Михаил Романович глянул на молодого священника, сердито подумал: «Что он ерничает?»
Отец Александр, как бы отгадав его мысли, сказал:
– Пришлось немного повоевать, интернациональный долг в Афганистане исполнял. Служил в десанте, так небо полюбил, что после армии мечтал в летное пойти, был бы летчик, как вы, да не судьба.
– Что же так?
– Медкомиссия зарубила, у меня ранение было.
– Понятно.
Священник Михаилу Романовичу после такого откровения не то чтобы понравился, а прямо как родной стал. Немного поговорили, потом отец Александр сказал:
– У вас, Михаил Романович, первая исповедь. Но вы, наверное, не знаете, в чем каяться?
– Вроде жил как все, – пожал тот плечами. – Сейчас, правда, совесть мучает, что кричал на Настю, когда в церковь шла, она ведь действительно глубоко в Бога верит.
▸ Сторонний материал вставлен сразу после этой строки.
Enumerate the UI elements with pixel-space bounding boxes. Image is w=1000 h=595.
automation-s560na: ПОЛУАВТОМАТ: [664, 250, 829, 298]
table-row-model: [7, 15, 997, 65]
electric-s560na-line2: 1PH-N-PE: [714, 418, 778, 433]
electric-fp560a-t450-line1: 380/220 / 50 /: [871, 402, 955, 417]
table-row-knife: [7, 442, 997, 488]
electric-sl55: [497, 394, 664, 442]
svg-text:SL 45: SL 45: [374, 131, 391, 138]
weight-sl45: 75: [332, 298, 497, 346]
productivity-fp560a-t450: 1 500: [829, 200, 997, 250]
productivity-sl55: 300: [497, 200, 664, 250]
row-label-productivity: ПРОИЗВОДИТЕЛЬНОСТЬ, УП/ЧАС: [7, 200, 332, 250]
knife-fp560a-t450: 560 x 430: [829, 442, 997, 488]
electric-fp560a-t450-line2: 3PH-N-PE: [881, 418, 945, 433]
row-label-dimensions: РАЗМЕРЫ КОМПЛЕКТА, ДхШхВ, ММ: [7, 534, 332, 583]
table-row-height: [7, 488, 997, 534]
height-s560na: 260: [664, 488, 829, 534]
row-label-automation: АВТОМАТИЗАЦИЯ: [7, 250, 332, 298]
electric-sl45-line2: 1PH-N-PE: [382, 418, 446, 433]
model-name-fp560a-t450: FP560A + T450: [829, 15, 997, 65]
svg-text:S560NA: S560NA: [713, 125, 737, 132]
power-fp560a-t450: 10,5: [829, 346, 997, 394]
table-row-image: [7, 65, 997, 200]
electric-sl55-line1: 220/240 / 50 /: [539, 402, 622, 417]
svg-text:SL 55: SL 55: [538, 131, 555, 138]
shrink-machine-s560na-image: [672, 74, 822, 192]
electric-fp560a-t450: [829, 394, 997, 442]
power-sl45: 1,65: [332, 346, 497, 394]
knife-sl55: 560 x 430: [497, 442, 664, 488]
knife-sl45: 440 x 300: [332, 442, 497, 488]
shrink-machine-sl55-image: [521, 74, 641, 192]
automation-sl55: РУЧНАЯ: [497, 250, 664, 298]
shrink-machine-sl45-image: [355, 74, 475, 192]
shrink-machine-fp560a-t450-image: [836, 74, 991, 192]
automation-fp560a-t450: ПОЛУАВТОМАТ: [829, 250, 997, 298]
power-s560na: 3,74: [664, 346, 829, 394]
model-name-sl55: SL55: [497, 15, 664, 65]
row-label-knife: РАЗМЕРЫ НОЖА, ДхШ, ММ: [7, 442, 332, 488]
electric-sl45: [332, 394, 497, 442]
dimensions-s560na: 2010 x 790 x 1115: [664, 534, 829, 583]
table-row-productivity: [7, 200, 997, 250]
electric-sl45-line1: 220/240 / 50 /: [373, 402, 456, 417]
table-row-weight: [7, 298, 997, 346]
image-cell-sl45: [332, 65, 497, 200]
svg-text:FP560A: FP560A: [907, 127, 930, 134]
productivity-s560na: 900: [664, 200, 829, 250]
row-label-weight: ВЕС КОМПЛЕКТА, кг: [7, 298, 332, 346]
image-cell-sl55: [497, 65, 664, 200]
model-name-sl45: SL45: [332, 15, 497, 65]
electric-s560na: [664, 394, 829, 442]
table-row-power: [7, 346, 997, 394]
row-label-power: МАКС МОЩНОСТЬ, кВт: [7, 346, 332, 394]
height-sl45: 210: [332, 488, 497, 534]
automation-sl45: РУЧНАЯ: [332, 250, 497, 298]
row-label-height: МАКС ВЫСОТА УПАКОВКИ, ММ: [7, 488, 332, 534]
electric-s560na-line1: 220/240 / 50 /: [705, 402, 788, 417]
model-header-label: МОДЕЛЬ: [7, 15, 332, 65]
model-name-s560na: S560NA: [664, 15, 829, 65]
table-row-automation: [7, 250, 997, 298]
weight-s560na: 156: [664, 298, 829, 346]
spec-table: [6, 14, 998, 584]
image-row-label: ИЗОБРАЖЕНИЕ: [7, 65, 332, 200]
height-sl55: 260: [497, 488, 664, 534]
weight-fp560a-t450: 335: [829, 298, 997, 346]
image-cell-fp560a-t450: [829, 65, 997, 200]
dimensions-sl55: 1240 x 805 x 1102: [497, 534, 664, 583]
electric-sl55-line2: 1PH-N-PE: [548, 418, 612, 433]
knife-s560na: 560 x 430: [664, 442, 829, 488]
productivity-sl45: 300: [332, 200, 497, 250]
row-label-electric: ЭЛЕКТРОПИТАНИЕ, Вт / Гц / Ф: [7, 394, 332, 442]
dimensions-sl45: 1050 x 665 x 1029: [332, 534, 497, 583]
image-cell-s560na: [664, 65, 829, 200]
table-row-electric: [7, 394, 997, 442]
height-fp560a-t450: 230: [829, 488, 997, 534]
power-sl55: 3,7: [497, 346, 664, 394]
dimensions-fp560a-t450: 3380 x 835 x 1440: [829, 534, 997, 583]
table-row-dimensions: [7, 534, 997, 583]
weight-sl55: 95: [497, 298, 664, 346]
А я ей разного наговорил, что, мол, летал, Бога не видел в небе и где, мол, был Бог, когда на войне невинные люди гибли.
– Ее вере вы такими словами не повредите, она в своем сердце все ответы на эти вопросы знает. А вот для вас, по всей видимости, эти вопросы имеют значение, раз в минуту душевного волнения вы их высказали. По этому поводу вспоминается случай, произошедший с архиепископом Лукой (Войно-Ясенецким). Он был не только церковный иерарх, но и знаменитый ученый-хирург, во время Великой Отечественной войны – главный консультант военных госпиталей. Делая операции, он не раз спасал от смерти самых безнадежных раненых. Как-то владыка Лука ехал в поезде в одном купе с военными летчиками, возвращавшимися на фронт после ранения. Увидели они церковнослужителя и спрашивают: «Вы что, в Бога верите?» – «Верю», – говорит владыка. «А мы не верим, – смеются летчики, – так как все небо облетали, а Бога так и не видели». Достает тогда архиепископ Лука удостоверение профессора медицины и говорит: «Я тоже не одну операцию сделал на мозге человека: вскрываю черепную коробку, вижу под ней мозг, а ума там не вижу. Значит ли это, что ума у человека нет?»
– Какой находчивый владыка, – восхитился Михаил Романович.
– А насчет того, что невинные гибнут, это действительно непонятно, если нет веры в бессмертие, а если есть христианская вера, то все понятно. Страдания невинных обретают высший смысл прощения и искупления. В плане вечности Господь каждую слезинку ребенка утрет. Всем Бог воздаст, если не в этой жизни, так в будущей, по заслугам каждого.
После исповеди и причащения отец Александр пособоровал Михаила Романовича. После соборования тот признался:
– Веришь ли, батюшка, на войне смерти не боялся, в лобовую атаку на фашиста шел, а теперь боюсь умирать, что там ждет – пустота, холодный мрак? Приблизилась эта черта ко мне, а перешагнуть ее страшно, назад еще никто не возвращался.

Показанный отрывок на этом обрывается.